Taka argumentacja nie przemówiła jednak do polityków Ligi Północnej. Przypominają oni, że obecnie w ramach ustawy o bezpieczeństwie publicznym zgodę na budowę meczetu we Włoszech władze mogą wydać jedynie, gdy pomysł zyska poparcie okolicznych mieszkańców w referendum, którego w Padwie nie przeprowadzono. Dlatego szefowa rajców Ligi Północnej w padewskim ratuszu wraz z kolegami – jak się wyraziła – „poświęciła” świnką miejsce budowy.

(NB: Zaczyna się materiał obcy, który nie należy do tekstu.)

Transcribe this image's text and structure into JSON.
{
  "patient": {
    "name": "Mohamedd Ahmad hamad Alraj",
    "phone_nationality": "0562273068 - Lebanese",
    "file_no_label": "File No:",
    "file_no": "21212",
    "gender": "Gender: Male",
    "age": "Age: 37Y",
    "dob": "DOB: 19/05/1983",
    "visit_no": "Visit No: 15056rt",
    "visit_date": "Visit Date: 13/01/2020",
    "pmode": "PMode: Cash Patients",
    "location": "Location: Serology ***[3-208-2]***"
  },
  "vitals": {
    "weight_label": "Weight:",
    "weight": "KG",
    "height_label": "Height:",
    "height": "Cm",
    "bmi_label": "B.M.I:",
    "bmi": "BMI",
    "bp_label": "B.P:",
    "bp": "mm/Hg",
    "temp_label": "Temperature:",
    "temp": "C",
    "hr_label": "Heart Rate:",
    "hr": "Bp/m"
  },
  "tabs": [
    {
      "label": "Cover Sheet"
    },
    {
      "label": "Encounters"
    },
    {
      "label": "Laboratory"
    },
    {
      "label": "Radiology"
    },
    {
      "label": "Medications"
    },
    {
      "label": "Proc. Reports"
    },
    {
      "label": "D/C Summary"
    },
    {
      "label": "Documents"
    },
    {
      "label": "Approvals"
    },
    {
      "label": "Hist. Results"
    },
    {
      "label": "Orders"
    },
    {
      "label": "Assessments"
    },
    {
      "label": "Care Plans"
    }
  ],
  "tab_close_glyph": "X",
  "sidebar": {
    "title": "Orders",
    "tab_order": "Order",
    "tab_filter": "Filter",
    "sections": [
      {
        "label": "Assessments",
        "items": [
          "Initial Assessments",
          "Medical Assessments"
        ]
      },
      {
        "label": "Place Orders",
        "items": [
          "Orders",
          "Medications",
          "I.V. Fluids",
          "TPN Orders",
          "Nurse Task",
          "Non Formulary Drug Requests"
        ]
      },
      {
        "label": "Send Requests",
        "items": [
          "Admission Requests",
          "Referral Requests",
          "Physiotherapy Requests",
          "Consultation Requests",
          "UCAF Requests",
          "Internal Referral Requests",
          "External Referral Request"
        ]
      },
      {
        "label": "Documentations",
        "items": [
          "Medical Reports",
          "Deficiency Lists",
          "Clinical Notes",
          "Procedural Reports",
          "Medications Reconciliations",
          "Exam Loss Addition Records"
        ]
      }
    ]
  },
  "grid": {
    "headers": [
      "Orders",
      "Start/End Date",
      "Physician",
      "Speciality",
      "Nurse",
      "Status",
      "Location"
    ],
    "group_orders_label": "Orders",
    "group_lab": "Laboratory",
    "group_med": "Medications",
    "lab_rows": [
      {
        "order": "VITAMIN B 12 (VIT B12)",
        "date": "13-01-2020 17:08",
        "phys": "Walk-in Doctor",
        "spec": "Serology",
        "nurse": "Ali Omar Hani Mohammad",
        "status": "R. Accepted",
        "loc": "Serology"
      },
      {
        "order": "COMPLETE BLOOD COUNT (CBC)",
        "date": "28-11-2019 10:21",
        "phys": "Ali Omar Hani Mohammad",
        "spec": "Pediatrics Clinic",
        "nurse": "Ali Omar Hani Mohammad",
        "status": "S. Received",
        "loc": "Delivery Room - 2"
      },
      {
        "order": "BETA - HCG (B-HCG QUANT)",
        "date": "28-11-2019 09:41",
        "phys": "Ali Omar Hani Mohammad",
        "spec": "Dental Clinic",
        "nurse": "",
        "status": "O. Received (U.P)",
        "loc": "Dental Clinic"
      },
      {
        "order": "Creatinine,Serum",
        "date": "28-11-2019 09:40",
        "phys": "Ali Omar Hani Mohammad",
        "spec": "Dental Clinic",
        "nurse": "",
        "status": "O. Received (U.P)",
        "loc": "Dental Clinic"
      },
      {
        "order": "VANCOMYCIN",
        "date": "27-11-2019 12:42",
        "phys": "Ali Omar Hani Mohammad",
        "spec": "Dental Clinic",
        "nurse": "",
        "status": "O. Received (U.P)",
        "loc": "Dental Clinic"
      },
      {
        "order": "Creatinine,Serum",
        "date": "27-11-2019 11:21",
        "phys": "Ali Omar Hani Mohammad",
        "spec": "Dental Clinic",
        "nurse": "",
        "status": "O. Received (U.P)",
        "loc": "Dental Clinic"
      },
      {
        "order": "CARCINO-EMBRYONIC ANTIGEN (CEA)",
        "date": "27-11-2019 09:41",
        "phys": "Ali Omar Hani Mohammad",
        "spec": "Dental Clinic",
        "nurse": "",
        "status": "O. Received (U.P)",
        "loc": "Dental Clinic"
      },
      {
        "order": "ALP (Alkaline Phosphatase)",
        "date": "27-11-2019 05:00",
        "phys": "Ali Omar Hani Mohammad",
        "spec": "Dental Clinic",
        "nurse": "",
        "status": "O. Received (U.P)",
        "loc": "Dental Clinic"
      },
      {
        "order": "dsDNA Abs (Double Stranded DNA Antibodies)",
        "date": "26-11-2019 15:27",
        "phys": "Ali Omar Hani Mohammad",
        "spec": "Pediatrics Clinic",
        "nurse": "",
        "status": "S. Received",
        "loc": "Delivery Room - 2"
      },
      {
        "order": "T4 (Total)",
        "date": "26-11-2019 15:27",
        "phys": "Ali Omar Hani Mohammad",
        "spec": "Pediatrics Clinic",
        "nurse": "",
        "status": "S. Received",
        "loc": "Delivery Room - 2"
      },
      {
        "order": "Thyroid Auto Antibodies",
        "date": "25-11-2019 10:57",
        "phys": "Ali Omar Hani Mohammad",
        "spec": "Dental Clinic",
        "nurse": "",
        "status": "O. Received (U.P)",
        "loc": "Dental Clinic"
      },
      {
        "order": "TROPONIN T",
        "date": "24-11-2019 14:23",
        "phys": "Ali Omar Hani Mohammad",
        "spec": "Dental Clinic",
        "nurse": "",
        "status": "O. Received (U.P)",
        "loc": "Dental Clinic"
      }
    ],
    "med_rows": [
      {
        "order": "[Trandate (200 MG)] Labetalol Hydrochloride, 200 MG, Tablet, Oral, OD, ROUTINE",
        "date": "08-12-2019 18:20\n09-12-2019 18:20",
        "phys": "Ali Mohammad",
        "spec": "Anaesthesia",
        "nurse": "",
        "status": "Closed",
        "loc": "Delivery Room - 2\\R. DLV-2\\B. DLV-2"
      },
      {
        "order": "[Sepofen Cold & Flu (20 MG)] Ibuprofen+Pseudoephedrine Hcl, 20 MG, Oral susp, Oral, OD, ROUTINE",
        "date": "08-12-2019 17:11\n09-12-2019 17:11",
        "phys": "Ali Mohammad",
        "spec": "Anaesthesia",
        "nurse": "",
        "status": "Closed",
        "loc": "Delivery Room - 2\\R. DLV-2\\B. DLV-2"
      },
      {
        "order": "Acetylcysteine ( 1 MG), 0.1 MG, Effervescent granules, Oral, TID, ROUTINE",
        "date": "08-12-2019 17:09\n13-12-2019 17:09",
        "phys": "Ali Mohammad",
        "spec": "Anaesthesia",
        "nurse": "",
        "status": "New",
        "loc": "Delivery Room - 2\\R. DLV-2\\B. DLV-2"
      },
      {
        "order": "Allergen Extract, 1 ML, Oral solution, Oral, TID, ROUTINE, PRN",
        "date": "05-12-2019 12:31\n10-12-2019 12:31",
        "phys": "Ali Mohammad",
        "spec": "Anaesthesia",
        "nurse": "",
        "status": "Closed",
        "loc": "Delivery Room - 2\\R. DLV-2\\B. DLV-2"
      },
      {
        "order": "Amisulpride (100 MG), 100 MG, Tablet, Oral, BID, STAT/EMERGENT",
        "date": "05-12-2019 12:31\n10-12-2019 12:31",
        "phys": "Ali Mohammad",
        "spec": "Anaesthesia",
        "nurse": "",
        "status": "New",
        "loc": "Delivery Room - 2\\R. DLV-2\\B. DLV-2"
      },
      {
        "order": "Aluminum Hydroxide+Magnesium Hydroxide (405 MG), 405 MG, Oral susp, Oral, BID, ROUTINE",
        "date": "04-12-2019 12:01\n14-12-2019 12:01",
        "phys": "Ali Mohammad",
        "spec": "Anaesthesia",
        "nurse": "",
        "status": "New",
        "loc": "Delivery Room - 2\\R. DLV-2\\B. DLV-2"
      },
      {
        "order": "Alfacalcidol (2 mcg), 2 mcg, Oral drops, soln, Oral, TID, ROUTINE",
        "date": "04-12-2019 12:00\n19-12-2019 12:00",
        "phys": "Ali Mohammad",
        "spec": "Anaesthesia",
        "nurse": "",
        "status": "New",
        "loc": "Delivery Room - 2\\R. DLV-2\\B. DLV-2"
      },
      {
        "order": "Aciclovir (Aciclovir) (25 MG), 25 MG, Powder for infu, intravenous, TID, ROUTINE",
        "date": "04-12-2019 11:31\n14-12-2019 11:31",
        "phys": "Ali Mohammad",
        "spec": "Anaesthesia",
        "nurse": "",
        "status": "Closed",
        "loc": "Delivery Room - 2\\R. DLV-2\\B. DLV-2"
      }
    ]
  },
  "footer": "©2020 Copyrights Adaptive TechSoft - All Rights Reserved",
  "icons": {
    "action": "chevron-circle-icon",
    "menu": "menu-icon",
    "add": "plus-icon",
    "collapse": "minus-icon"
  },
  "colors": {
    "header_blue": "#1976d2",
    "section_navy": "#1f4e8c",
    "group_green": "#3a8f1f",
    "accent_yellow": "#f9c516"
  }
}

Czy muzułmanów to przestraszy? Miejscowy imam, przywódca duchowy siedmiu tysięcy padewskich muzułmanów, już wydał ekspertyzę, z której wynika, że wystarczy teren zmyć wodą i można przystąpić do budowy.Innego zdania jest autor pomysłu ze świnką Roberto Calderoli, który po założeniu koszulki z karykaturą Mahometa w 2006 roku pożegnał sięz posadą ministra transportu w rządzie Berlusconiego.
Sześć lat temu Calderoli wybrał się na spacer z własnym wieprzem na miejsce budowy meczetu w Lodi i postawił tabliczkę z napisem: „Teren zbezczeszczony świńską uryną”. Od budowy odstąpiono. Z drugiej strony, gdy w marcu w Colle Val d’Elsa ktoś na terenie budowy meczetu zatknął wbity na pal świński ryj, prace kontynuowano. Najmniejszego wrażenia na muzułmanach nie robiły też msze i modlitwy różańcowe na miejscach przeznaczonych pod budowę islamskich świątyń.
Gest radnych Padwy spotkał się z niemal powszechnym potępieniem. Gubernator regionu Veneto nazwał incydent przejawem kompletnej aberracji, burmistrz Padwy mówił o postępku haniebnym, padewski rabin Yasha Reibman nie posiadał się z oburzenia. Wszyscy żądają, by szef Ligi Północnej Umberto Bossi osobiście potępił swoich kolegów w Padwie.